Is cheap Chinese labor really why we can get so many gadgets for Christmas? - antrod
http://theonda.org/articles/2010/12/24/dont-feel-guilty-about-your-gadgets-this-christmas

======
A1kmm
The cost of production of many consumer goods are determined by a combination
of efficiency in manufacturing (good) and unreasonable exploitation of workers
and the environment (bad). Consumer pressure in the market can sometimes cause
a temporary back-down, but as a whole I doubt it is very effective, simply
because consumers can't easily differentiate products produced by workers
getting fair pay and with appropriate environmental safeguards.

The most effective response would be for governments to set tariffs determined
so that manufacturers who can't prove labour below a certain cost wasn't used
(and other similar social and environmental measures), so manufacturers can't
outsource to avoid laws that exist for the wellbeing of society.

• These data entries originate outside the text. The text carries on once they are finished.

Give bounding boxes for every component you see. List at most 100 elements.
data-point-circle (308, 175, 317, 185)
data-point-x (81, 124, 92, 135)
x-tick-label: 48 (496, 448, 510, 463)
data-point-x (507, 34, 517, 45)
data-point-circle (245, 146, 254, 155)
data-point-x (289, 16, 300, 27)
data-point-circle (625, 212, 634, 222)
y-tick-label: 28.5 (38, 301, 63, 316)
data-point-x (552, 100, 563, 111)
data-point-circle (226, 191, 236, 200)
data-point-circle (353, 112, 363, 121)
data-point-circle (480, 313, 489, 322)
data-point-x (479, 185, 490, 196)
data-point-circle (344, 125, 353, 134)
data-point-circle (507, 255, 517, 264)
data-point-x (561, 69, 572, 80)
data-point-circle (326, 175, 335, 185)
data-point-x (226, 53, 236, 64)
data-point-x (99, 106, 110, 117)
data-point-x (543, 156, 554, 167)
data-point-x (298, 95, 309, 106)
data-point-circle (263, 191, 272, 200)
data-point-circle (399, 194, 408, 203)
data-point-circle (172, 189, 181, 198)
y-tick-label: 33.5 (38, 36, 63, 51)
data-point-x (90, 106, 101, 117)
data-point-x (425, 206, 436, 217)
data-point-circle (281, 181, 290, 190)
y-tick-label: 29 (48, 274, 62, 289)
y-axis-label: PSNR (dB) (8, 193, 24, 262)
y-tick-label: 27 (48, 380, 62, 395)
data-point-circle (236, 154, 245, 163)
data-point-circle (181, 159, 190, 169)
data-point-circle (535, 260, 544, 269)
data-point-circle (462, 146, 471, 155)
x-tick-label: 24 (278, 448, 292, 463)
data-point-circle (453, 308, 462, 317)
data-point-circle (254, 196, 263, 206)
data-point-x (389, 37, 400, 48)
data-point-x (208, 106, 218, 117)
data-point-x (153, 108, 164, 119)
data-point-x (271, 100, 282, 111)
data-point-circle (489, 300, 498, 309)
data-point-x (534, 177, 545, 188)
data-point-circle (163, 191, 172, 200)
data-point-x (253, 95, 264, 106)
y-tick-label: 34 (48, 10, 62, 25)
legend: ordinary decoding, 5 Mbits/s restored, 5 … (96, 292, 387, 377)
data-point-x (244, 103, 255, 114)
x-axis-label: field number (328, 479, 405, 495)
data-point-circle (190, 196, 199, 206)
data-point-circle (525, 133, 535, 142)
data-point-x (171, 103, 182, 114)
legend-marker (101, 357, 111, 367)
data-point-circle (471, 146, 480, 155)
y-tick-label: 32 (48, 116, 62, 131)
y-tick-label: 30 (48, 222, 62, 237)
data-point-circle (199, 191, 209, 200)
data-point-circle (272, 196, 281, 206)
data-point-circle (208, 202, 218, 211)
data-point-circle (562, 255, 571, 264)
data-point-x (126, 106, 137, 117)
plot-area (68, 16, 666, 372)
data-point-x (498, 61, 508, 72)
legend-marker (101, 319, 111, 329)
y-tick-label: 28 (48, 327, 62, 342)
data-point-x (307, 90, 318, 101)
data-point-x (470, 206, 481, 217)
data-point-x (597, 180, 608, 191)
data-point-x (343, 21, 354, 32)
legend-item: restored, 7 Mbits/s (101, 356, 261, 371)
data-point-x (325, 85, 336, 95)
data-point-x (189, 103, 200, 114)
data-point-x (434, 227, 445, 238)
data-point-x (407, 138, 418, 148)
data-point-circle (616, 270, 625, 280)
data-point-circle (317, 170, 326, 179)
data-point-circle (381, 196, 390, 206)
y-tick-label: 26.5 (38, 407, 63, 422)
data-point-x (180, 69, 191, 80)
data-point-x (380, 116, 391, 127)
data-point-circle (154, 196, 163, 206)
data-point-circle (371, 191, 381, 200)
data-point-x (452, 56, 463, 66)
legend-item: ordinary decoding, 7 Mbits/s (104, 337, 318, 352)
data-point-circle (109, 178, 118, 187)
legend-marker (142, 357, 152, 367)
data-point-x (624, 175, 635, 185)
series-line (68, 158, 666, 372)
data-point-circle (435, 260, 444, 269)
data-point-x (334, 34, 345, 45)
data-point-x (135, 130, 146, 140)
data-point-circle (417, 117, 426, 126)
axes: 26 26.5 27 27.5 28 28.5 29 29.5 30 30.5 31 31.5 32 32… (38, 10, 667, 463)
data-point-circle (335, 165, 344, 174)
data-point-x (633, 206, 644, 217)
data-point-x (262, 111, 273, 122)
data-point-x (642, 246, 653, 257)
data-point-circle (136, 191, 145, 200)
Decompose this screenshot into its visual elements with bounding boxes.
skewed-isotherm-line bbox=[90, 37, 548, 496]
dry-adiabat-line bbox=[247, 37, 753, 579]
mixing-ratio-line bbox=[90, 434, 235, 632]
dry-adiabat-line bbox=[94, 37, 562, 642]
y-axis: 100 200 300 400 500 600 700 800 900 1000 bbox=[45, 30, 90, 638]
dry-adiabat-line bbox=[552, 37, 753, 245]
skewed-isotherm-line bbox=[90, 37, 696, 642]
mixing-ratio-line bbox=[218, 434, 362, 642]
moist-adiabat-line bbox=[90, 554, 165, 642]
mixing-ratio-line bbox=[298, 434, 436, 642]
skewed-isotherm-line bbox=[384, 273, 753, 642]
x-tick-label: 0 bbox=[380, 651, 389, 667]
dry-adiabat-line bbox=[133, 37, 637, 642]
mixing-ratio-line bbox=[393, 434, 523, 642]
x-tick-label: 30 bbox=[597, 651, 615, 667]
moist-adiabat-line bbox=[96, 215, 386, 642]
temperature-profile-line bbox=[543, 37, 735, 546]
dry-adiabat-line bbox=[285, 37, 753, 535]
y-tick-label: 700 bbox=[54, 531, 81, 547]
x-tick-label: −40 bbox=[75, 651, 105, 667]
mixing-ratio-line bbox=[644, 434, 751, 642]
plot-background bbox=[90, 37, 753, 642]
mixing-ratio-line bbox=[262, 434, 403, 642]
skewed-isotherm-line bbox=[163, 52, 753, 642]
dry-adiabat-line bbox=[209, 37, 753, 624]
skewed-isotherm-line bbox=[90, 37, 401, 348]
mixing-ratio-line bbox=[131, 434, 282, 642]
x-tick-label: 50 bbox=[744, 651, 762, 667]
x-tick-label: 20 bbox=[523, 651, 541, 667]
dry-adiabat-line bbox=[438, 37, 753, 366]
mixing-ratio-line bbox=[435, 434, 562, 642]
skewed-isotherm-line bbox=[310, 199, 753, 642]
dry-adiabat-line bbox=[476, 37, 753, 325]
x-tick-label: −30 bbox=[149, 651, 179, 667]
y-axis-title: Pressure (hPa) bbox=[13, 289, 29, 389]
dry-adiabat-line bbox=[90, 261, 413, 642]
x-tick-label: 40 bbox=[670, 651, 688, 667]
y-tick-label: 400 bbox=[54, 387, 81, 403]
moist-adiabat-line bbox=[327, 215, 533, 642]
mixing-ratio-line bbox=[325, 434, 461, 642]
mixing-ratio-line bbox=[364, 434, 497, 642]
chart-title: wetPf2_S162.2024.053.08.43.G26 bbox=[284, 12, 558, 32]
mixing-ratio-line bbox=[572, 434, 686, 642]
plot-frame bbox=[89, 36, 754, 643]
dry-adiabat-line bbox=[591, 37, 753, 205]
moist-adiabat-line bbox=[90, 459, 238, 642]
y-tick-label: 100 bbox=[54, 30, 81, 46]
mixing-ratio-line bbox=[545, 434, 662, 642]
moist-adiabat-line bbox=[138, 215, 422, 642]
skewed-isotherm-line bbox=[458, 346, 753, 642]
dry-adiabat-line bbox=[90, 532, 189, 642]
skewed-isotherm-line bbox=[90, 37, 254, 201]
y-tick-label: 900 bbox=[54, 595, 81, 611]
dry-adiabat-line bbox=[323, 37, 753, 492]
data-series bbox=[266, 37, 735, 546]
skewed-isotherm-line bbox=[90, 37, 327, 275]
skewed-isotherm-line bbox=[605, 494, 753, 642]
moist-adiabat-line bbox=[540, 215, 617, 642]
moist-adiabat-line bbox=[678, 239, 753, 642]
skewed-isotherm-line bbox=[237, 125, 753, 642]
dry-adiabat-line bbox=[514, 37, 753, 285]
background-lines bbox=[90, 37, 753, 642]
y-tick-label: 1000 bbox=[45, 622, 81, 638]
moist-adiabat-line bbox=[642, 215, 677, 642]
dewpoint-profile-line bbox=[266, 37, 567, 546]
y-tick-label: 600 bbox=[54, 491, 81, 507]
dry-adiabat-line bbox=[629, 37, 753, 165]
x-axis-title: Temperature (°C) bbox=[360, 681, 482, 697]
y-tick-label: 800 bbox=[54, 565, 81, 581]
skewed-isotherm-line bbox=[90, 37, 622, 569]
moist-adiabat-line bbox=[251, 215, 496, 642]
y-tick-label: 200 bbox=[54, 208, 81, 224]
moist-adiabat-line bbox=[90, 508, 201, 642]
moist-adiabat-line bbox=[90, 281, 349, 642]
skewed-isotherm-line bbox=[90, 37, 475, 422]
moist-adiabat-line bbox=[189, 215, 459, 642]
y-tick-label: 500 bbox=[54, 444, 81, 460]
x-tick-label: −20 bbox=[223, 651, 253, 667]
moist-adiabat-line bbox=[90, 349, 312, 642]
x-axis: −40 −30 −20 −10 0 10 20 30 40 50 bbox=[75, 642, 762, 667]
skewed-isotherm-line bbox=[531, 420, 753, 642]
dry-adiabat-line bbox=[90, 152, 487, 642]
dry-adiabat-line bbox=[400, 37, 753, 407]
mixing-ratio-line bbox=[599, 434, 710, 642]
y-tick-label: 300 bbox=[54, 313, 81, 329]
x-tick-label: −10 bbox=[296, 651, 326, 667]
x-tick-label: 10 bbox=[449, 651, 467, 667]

These types of measures often meet opposition, because they get lumped in with
overzealous protectionist policies because both are aberrations from the
principle of free trade. However, the former are aberrations which are
beneficial to the world economy, while the latter can be harmful. Separating
the two types of measures legally is difficult; I think the best approach is
to avoid free trade treaties, educate the public about the benefits of free
trade done right and the pitfalls of it done wrong, and let each country
unilaterally decide which tariffs are beneficial and which are harmful to
impose on imports into that country.

------
jpitkin
I don't know that I see the point. Just because they could pay more doesn't
mean that the fact that they don't doesn't enable a cheap consumerist society
where we benefit off of their poor working conditions.